Find the current in the wire for the configuration shown in figure. Wire PQ has negligible resistance. B, the magnetic field is coming out of the paper. $\theta$ is a fixed angle made by PQ travelling smoothly over two conducting parallel wires separated by a distance d.

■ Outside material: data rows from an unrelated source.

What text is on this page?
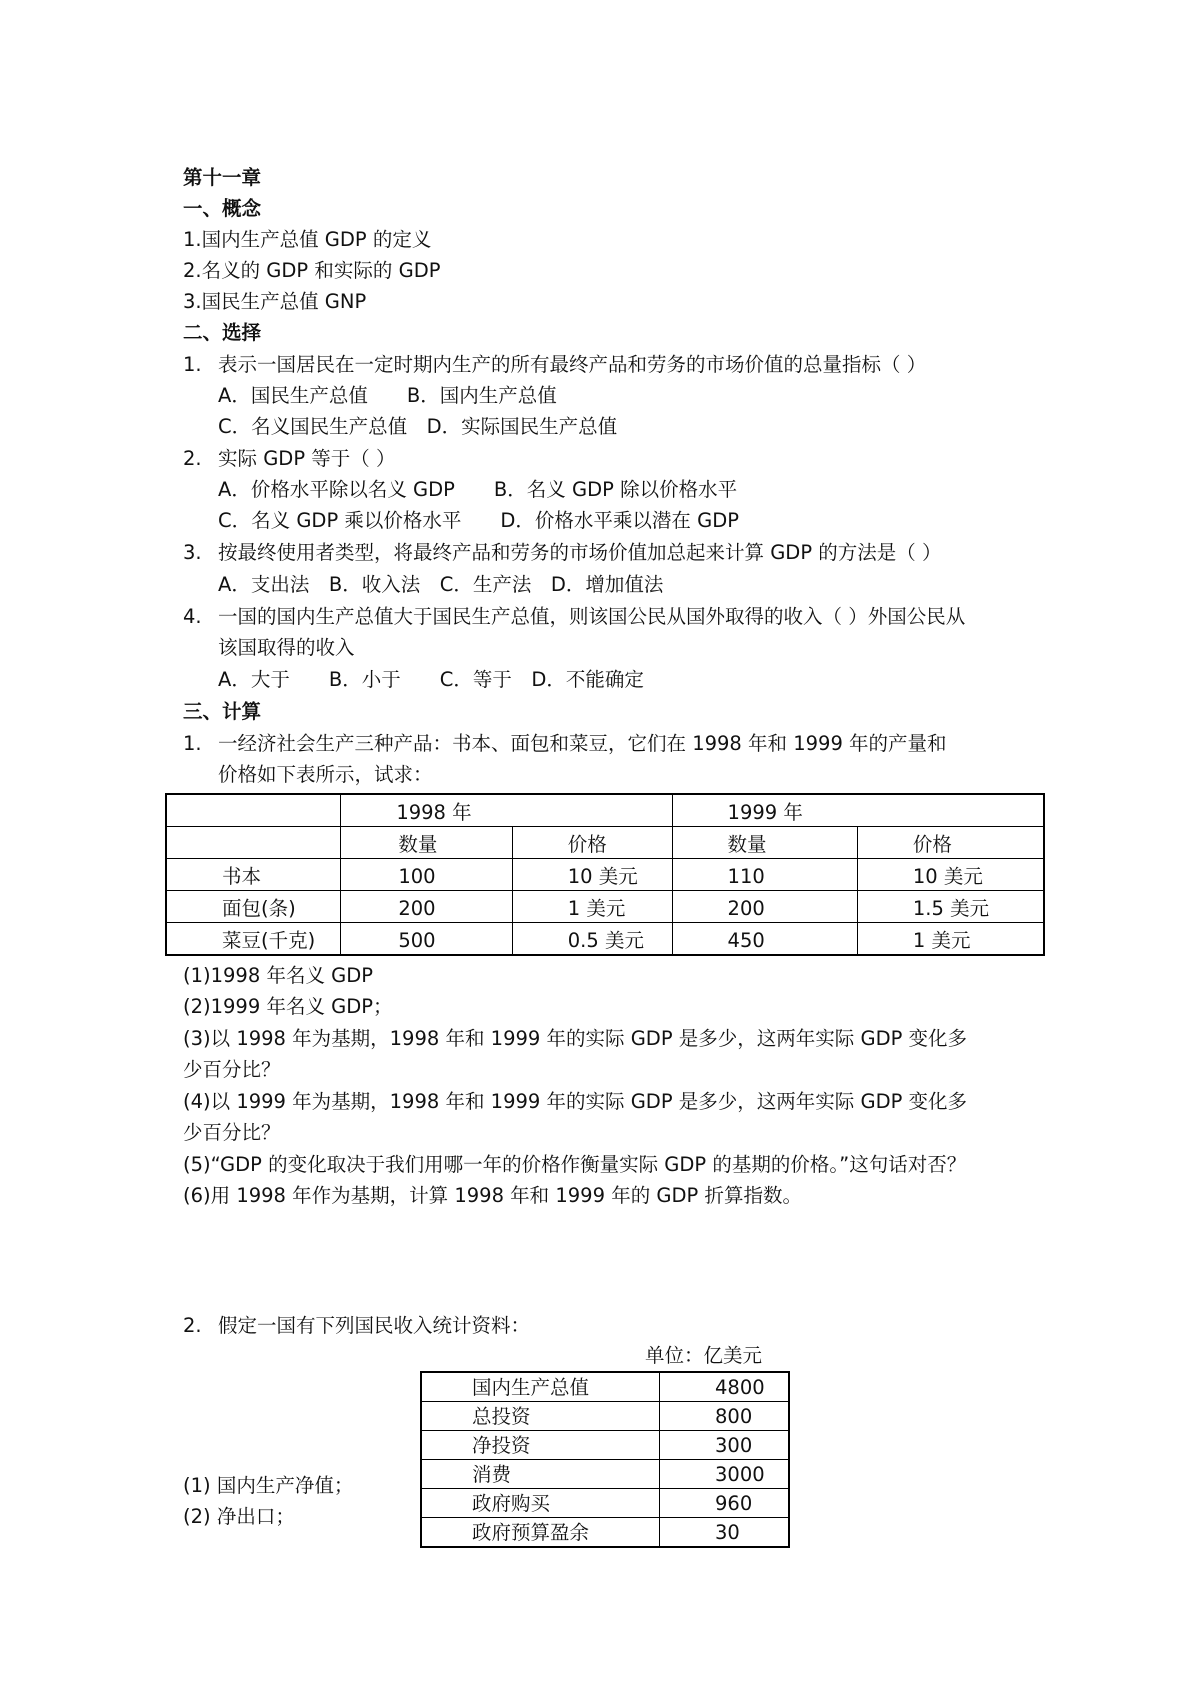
第十一章
一、概念
1.国内生产总值 GDP 的定义
2.名义的 GDP 和实际的 GDP
3.国民生产总值 GNP
二、选择
1. 表示一国居民在一定时期内生产的所有最终产品和劳务的市场价值的总量指标（ ）
A．国民生产总值　　B．国内生产总值
C．名义国民生产总值　D．实际国民生产总值
2. 实际 GDP 等于（ ）
A．价格水平除以名义 GDP　　B．名义 GDP 除以价格水平
C．名义 GDP 乘以价格水平　　D．价格水平乘以潜在 GDP
3. 按最终使用者类型，将最终产品和劳务的市场价值加总起来计算 GDP 的方法是（ ）
A．支出法　B．收入法　C．生产法　D．增加值法
4. 一国的国内生产总值大于国民生产总值，则该国公民从国外取得的收入（ ）外国公民从
该国取得的收入
A．大于　　B．小于　　C．等于　D．不能确定
三、计算
1. 一经济社会生产三种产品：书本、面包和菜豆，它们在 1998 年和 1999 年的产量和
价格如下表所示，试求：
	1998 年		1999 年	
	数量	价格	数量	价格
书本	100	10 美元	110	10 美元
面包(条)	200	1 美元	200	1.5 美元
菜豆(千克)	500	0.5 美元	450	1 美元
(1)1998 年名义 GDP
(2)1999 年名义 GDP；
(3)以 1998 年为基期，1998 年和 1999 年的实际 GDP 是多少，这两年实际 GDP 变化多
少百分比？
(4)以 1999 年为基期，1998 年和 1999 年的实际 GDP 是多少，这两年实际 GDP 变化多
少百分比？
(5)“GDP 的变化取决于我们用哪一年的价格作衡量实际 GDP 的基期的价格。”这句话对否？
(6)用 1998 年作为基期，计算 1998 年和 1999 年的 GDP 折算指数。
2. 假定一国有下列国民收入统计资料：
单位：亿美元
国内生产总值	4800
总投资	800
净投资	300
消费	3000
政府购买	960
政府预算盈余	30
(1) 国内生产净值；
(2) 净出口；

Conducting electrons experience a magnetic force $F_{m}=evB.$ So they move from P to Q within the rod. The end P of the rod becomes positively charged while end Q becomes negatively charged, hence an electric field is set up within the rod which opposes the further downward movement of electrons, i.e., an equilibrium $F_{e}=F_{m},$ i.e.,

$eE=evB \; or\; E=vB\Rightarrow \text {Induced emf}e=El=Bvl\left [ E=\frac{V}{l} \right ]$

If the rod is moved by making an angle $\theta$ with the direction of the magnetic field or length. Induced emf,

$e=Bvl\; \sin \theta$

Emf induced across PQ due to its motion or change in magnetic flux linked with the loop change due to the change of enclosed area. The induced electric field E along the dotted line CD (perpendicular to both $\vec{V}\; \text {and }\vec{B}$ and along $\vec{V}\times \vec{B}$ ) $=vB$

Therefore, the motional emf along.

$PQ=\left ( \text {length PQ} \right )\times \left ( \text {field along PQ} \right )$

$= \left ( \text {length PQ} \right )\times \left ( \text {vB} \sin \theta \right )$

$= \left ( \frac{d}{\sin \theta } \right )\times \left ( \text {vB} \sin \theta \right )=vBd$

This induced emf make flow of current in closed circuit of resistnce R.

$I=\frac{dvB}{R}$ and independent of $\theta$.